В бюргере учили многому. Но больше всего уделялось внимания военному делу и политике рейха. Национал-социалистическую философию преподавал доктор Херцог - невысокий полный мужчина с благообразным круглым лицом, на котором выделялись пухлые чувственные губы, сразу выдававшие в докторе гурмана и бабника.

Доктор никогда не опаздывал на урок и не отвлекался от темы занятий. Воспитанника, который из лукавства пытался увести разговор в иную плоскость, доктор без сожаления мог отправить в каптерку к старому Штефану, который телесных наказаний не чурался и полагал их самым действенным способом воспитания подрастающей молодежи.

– В первую мировую с нами не церемонились, - говорил Штефан, деловито готовя к работе плеть. - Помню, капрал сунет в рыло, а в перчатке у него свинчатка. Кровью умоешься, пару зубов, конечно, выплюнешь, зато в голове сразу такое просветление!

И опаздывать на урок к доктору Херцогу тоже не стоило. Воспитанники уже сидели за столами, когда в кабинет почти вбежал доктор Херцог, махнул шляпой в сторону вешалки и попал в цель.

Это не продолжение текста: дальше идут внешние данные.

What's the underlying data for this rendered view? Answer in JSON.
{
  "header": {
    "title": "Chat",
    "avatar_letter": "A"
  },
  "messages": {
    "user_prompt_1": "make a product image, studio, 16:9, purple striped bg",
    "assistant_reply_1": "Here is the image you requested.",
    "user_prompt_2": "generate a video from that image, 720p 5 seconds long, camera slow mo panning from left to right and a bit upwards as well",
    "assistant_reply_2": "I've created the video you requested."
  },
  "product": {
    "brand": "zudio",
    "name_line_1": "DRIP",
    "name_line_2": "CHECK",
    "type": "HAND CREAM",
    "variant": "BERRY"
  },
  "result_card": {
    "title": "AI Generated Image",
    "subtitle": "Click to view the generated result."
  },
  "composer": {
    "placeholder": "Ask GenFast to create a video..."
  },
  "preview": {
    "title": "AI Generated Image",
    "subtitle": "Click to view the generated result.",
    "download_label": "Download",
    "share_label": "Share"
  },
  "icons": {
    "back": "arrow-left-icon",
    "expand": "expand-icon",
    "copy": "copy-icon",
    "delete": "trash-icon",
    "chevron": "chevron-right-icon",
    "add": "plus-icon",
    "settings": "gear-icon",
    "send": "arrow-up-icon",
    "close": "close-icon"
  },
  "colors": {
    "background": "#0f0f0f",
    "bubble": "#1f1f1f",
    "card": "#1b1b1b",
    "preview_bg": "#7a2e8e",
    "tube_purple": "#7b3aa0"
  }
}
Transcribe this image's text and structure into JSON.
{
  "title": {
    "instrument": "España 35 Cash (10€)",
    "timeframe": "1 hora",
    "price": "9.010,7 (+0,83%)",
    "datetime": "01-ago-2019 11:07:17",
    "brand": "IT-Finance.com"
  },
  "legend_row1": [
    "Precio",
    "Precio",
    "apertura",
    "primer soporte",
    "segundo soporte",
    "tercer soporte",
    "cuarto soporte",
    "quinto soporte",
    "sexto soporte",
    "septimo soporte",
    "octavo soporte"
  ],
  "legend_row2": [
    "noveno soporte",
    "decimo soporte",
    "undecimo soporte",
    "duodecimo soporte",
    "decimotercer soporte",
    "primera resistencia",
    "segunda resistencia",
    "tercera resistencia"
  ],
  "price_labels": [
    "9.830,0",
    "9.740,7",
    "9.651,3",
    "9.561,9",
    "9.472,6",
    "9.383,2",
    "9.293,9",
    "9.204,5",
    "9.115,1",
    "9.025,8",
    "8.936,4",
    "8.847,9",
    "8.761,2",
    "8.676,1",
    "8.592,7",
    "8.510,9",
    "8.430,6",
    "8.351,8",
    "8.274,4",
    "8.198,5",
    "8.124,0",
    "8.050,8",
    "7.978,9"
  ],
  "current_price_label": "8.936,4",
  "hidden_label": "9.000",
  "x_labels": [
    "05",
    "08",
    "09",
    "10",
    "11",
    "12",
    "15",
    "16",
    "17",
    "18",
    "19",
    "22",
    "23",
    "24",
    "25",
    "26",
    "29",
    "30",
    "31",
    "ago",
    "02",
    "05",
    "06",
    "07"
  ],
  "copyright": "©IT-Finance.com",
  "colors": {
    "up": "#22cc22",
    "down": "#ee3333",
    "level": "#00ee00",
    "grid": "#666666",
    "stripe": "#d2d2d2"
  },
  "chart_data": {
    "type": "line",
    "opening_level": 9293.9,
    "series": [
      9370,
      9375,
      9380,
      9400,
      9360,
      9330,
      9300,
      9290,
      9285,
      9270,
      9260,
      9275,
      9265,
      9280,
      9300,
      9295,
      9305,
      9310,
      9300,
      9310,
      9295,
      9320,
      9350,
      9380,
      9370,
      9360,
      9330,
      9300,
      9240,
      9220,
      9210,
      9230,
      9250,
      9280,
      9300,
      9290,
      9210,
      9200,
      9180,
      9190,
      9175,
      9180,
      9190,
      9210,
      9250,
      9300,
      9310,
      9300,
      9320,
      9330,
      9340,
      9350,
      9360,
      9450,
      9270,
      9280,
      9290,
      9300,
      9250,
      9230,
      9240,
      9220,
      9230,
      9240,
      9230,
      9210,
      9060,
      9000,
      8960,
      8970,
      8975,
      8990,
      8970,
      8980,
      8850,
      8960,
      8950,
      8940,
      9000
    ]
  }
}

– Добрый день, мои юные друзья, - начал доктор Херцог, усаживаясь за учительский стол. - Сегодня мы поговорим о врагах рейха. Как вы знаете, тысячелетняя империя создана фюрером ради торжества нордических рас. В прежние времена немец повсюду в мире возбуждал к себе ненависть, так как везде начинал всех поучать. Но народам эти наставления не приносили ни малейшей пользы; ведь ценности, которые немец пытался им привить, не являлись таковыми в их глазах. И тогда фюрер задумал построить империю, которая являлась бы примером всему миру, продемонстрировала бы ему торжество арийских духовных ценностей. Именно поэтому многочисленные враги пытаются всячески вредить империи, стараются ее ослабить и мечтают уничтожить. И самым опасным из этих врагов является еврей.

Доктор Херцог рассказывал много и интересно. Слушая его, ун-Леббель испытывал почти физическую ненависть к тем, кто не дает народам Европы жить в мире и согласии. Больше всего доктор Херцог говорил о евреях.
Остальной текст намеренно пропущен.